Reddit actually has a particularly cursed combination of the two: "Log in or install app to see this content".
No idea why the (SFW!) content I wanted to look at was considered "18+" in the first place; it was just a discussion of a company that I was curious about. I can't help but think that they're getting more and more liberal in applying this content flag, since it must drive either account creations or app installs (and often both). I even have a Reddit account, but now I just can't be bothered to follow any search results there anymore.
The web is really getting smaller and smaller by the day, with large platforms gobbling up content and engagement under the guise of being "just another website/forum/blog/..." at first, but inevitably ending behind a paywall, login-wall, or in a mandatory app install, and often even all three.
The utter horse shit from Hue came at an opportune time: I was about to place a large order to replace all the can lights in my house with their Hue equivalents. That business is obviously lost to them - not so much for the feature, but for the obvious nonsensical corporate-speak lie that was trotted out to defend it.
Next up is to find a replacement bridge that will work with my existing bulbs though...
Hue light bulbs still continue to work just fine on zigbee with Home Assistant, with or without their hub. The Home Assistant community does a great job of shaming companies that become hostile, so I personally still feel fine with buying their bulbs, since they actually are better.

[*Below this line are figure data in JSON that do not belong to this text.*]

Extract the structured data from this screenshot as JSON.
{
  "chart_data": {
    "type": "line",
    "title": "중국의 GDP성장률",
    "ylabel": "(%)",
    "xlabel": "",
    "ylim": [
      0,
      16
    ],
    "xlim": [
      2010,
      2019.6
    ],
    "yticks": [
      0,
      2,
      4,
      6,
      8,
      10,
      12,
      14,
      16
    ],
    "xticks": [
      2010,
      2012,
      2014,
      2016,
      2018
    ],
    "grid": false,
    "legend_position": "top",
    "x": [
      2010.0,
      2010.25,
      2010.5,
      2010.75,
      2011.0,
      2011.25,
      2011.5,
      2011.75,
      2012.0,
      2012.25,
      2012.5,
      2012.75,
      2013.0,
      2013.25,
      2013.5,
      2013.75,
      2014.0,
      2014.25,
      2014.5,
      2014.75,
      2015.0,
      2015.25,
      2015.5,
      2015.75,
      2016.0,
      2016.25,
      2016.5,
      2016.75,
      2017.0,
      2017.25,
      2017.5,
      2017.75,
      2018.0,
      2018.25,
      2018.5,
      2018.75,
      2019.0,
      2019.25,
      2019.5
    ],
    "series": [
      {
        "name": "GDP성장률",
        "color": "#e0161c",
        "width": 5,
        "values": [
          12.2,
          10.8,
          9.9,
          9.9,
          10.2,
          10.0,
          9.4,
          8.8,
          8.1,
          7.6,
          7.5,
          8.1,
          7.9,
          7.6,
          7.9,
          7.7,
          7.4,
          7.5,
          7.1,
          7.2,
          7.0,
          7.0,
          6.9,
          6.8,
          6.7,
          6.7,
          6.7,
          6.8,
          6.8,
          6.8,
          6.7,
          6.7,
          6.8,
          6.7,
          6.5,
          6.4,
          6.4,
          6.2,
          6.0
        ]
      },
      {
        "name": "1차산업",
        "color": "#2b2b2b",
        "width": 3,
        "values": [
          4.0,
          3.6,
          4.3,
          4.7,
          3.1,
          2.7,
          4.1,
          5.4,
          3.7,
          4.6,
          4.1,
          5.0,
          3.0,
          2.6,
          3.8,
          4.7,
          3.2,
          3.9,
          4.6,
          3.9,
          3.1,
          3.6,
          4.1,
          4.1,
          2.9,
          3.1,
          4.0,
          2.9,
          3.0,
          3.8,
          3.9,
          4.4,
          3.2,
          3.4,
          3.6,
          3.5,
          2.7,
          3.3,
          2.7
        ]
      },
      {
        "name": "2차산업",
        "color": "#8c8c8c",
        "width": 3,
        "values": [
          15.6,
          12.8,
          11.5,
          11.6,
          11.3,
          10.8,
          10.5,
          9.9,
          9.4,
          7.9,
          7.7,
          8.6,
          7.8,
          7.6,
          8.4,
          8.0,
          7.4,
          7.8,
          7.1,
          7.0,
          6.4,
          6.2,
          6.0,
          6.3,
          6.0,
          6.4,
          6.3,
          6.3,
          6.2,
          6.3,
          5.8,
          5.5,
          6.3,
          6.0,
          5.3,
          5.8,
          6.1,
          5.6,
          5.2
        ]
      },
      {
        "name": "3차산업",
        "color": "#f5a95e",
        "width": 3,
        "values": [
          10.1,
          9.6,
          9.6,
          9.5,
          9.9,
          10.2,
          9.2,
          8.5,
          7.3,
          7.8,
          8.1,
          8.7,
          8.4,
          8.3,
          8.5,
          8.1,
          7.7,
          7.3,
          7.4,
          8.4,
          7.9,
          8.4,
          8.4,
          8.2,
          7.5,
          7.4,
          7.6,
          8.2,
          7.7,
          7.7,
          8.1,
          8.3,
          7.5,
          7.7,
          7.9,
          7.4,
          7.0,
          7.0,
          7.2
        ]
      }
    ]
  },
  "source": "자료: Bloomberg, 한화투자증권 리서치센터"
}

On one hand I totally agree with hamatti, on the other hand: I just have a couple email addresses for this very purpose. These services can send me as much spam as they wish, I will never get to see it. All they get from me is a fake name and a fake email address.
I mean, sure, but these articles are so naive. Does the author think these companies are like "we just want better service for our customers, hmm we haven't thought there are privacy risks?". These are blunt moves for profit and data mining. No reason to beg to corporations, just plain don't trust them.